Taylor, Catherine
(2022)
Mapping fluid flow in porous biomaterials for tissue engineering.
PhD thesis, University of Nottingham.
Abstract
Tissue engineering strategies seek to regenerate cartilage tissue in vitro using a combination of cells, scaffolds and cell stimulation via means including bioreactors, as an alternative treatment option to cartilage defects and injuries. There is great interest in capitalising on perfusion and the associated fluid induced forces as a means of providing mechanical stimulation to cells, to ultimately influence desired tissue formation. The use of perfusion bioreactors to introduce such mechanical stimulation has been shown to effectively encourage cartilage regeneration when applied to cells in 3D porous scaffolds. In tissue engineering, cell scaffold constructs are often matured in vitro for extended periods prior to in vivo use so it is vital that the culture environment facilitated by bioreactors enhances tissue formation. Nonetheless, application of excessive perfusion rates can be detrimental to cell attachment, and cause non-desirable changes to differentiation pathways. Therefore, it is imperative that perfusion flow is closely controlled to ensure it provides appropriate levels of mechanical stimulation to cells. However, the relationship between fluid flow and the cellular response to fluid flow in culture, in addition to how far these two influence one another over time needs to be elucidated.
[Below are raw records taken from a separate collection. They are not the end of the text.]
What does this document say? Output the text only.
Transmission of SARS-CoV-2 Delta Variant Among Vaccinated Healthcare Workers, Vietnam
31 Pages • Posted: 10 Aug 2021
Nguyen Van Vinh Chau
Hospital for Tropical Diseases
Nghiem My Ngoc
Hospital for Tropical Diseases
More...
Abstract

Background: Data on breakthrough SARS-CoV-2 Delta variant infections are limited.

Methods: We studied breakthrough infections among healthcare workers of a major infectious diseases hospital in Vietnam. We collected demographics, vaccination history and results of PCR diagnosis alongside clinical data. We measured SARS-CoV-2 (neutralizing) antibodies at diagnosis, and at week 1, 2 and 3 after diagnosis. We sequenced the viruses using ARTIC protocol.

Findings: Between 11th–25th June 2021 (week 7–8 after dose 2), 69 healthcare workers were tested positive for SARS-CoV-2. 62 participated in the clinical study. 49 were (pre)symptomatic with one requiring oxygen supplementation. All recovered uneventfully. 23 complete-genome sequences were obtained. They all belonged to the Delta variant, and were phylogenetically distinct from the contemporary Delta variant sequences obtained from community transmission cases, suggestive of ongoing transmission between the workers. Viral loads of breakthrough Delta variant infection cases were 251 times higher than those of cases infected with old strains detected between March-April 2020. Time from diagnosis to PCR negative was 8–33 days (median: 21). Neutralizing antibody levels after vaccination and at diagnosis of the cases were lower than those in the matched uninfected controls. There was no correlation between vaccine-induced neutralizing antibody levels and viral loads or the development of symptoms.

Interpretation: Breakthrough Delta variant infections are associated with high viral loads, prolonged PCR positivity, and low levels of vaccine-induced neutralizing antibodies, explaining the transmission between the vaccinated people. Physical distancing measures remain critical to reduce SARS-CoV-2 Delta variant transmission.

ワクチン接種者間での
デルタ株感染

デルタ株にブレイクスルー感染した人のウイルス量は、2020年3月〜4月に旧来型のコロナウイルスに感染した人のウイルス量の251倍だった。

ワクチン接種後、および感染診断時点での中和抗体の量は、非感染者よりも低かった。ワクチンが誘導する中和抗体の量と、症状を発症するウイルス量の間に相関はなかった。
To investigate the effectiveness of perfusion bioreactors, research currently relies predominantly on computational models to predict behaviour, and post analysis of scaffolds after perfusion. Experimental real time data to understand how not only does a dynamic culture system change with culture time, but also how the porous architecture influences the fluid pathway would provide a great insight into how scaffold design and subsequent cell proliferation and differentiation effect the flow velocity and fluid induced forces. The optimisation of dynamic culture experiments, bioreactor design and scaffold porous architecture could all benefit from this level of insight.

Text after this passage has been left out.